RdL - Na sua experiência, quais os ataques mais comuns no Brasil?

Rodrigo - Os ataques mais comuns, sem dúvida nenhuma, são os causados por ferramentas amplamente disponíveis na rede, como NetBus, DeepThroat, BackOrifice, etc. Esse tipo de incidente representa até 70% dos e-mails que chegam à caixa postal abuse@matrix.com.br, e geralmente apenas uma simples notificação basta para que o "cracker" deixe de utilizar essas ferramentas. Em segundo lugar vêm os port-scans, que aparecem com certa freqüência, os alvos preferidos são instituições; educacionais e sites conhecidos como os da NASA. Em terceiro lugar aparecem os incidentes mais sérios, que são invasões efetivas dos sistemas. Esses dois últimos são tomados por mim com mais atenção, e em alguns casos a conta do usuário é cancelada. Isso depende de um julgamento pessoal quanto à seriedade do caso.

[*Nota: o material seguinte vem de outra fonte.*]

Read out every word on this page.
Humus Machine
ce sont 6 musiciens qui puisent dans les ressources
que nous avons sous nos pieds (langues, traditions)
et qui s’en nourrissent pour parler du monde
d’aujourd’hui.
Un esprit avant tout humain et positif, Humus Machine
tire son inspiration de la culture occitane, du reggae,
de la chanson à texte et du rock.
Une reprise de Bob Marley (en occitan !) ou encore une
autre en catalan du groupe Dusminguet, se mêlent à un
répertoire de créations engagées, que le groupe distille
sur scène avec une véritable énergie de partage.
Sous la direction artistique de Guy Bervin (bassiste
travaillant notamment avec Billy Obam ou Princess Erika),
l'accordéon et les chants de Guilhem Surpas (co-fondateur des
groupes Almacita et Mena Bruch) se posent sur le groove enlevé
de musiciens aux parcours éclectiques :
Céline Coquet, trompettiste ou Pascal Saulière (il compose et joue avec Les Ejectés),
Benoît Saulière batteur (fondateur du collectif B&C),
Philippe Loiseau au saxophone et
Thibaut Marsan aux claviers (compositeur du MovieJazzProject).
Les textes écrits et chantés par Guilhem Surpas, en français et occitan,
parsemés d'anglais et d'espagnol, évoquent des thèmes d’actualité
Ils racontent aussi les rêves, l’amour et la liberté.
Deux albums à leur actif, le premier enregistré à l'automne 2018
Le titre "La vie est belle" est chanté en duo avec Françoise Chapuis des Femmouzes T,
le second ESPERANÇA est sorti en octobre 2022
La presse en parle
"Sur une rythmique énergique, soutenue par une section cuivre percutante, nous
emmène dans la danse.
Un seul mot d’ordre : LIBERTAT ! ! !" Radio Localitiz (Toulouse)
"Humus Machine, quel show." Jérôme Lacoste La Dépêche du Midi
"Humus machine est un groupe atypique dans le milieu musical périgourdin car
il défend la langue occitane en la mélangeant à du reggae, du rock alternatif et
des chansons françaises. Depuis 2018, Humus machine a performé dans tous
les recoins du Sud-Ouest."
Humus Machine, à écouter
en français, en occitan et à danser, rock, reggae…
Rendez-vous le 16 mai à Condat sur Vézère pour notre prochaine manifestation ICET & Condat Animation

RdL - Para finalizar, se você pudesse indicar um website único e uma única lista para o administrador de redes que quer ficar bem informado sobre falhas e atualizações, quais seriam? E quais os livros que você considera como leitura obrigatória?

Rodrigo - A lista e o site que eu recomendaria são ambos da Security Focus (também conhecida como bugtraq) - www.securityfocus.com. Os livros que eu considero essenciais na biblioteca do administrador de sistemas - preocupado com a segurança de sua rede - são o Practical Unix and Internet Security (ed. O'Reilly) e o Firewalls and Internet Security: Repelling the Wily Hacker (ed. Addison-Wesley). Ambos são livros conceituais, com regras que se aplicam a qualquer sistema. Não importa que sua rede tenha 10 máquinas ou 1000 máquinas, as informações contidas nesses livros são muito úteis.